Asha anticipates the advancement of ASHA-624 and ASHA-091 into clinical trials by late-2024 for their respective disease indications.

Asha预计Asha-624和Asha-091将在2024年底之前进入各自疾病适应症的临床试验。

About Asha Therapeutics: Asha Therapeutics (www.ashatherapeutics.com) is a life sciences company at the forefront of a new era of precision drug design, leveraging the power of its proprietary PRISM™ technology to design de novo compounds to create disease-modifying and curative therapeutics for neurological and infectious diseases with high unmet medical need..

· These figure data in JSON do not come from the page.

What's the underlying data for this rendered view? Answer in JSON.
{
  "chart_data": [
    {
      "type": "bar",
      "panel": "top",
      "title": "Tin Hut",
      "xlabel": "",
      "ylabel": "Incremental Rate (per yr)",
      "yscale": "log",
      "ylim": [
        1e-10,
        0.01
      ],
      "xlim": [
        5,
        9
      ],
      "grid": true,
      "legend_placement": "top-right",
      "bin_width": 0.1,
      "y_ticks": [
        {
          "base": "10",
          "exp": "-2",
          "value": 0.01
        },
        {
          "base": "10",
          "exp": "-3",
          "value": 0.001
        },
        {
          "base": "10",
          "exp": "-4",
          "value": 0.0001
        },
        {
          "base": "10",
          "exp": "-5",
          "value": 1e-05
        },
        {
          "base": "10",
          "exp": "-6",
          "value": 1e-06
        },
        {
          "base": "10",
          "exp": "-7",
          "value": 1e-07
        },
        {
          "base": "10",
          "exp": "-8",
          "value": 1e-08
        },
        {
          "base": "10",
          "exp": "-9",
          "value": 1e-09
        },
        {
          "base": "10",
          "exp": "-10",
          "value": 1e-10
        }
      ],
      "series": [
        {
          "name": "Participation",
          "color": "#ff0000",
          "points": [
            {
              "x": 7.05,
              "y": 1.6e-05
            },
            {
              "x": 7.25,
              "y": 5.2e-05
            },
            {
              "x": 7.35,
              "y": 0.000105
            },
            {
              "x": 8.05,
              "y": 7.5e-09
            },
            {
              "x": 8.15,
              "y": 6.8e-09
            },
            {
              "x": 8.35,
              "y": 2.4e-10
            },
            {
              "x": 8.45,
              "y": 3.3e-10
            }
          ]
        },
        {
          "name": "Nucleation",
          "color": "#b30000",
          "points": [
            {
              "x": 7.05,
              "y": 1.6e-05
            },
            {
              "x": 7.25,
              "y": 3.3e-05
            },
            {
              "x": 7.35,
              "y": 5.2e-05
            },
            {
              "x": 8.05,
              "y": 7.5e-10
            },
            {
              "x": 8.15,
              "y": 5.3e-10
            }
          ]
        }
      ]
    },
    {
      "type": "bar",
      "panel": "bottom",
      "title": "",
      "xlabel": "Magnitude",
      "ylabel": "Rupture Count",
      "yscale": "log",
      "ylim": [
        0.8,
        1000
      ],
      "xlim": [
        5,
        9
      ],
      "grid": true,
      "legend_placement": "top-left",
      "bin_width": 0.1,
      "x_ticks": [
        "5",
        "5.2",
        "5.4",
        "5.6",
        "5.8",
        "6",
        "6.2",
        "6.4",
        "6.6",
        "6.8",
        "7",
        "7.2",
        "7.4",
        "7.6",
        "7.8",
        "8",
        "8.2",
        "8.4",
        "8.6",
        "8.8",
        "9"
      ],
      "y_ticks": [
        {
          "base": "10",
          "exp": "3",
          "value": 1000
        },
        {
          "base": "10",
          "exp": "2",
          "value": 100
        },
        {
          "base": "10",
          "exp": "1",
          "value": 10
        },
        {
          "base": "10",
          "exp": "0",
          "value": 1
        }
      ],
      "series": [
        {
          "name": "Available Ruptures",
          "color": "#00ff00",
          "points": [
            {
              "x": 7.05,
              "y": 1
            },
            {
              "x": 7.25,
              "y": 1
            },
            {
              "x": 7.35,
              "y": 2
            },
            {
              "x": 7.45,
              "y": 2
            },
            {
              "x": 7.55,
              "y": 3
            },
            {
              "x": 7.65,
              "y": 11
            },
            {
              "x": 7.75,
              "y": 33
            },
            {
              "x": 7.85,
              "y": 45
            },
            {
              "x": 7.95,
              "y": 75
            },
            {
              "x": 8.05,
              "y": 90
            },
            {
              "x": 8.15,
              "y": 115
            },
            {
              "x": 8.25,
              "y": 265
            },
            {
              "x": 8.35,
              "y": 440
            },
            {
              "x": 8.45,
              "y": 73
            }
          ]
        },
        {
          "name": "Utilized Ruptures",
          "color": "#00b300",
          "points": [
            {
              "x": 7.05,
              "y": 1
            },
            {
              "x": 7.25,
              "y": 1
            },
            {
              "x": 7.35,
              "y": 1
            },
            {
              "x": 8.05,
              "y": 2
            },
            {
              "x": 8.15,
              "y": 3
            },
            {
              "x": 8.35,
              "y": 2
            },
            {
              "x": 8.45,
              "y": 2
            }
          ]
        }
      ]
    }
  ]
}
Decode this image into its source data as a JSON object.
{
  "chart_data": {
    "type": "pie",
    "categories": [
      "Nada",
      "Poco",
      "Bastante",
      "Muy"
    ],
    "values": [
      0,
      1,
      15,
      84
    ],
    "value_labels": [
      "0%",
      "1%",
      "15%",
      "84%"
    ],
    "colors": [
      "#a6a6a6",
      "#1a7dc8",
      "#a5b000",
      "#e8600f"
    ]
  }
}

关于Asha Therapeutics：Asha Therapeutics（www.ashatherapeutics.com）是一家生命科学公司，处于精确药物设计新时代的前沿，利用其专有PRISM™技术的力量设计从头化合物，为医疗需求未得到满足的神经和传染病创造疾病缓解和治疗疗法。。

Asha's lead therapeutic programs, ASHA-624 and ASHA-091 with indications in Amyotrophic Lateral Sclerosis, Parkinson's disease and Alzheimer’s disease, are anticipated to enter clinical trials by late-2024 and are disease modifying therapeutics.

Asha的主要治疗方案Asha-624和Asha-091具有肌萎缩侧索硬化症，帕金森病和阿尔茨海默氏病的适应症，预计将在2024年底进入临床试验，并且是改善疾病的疗法。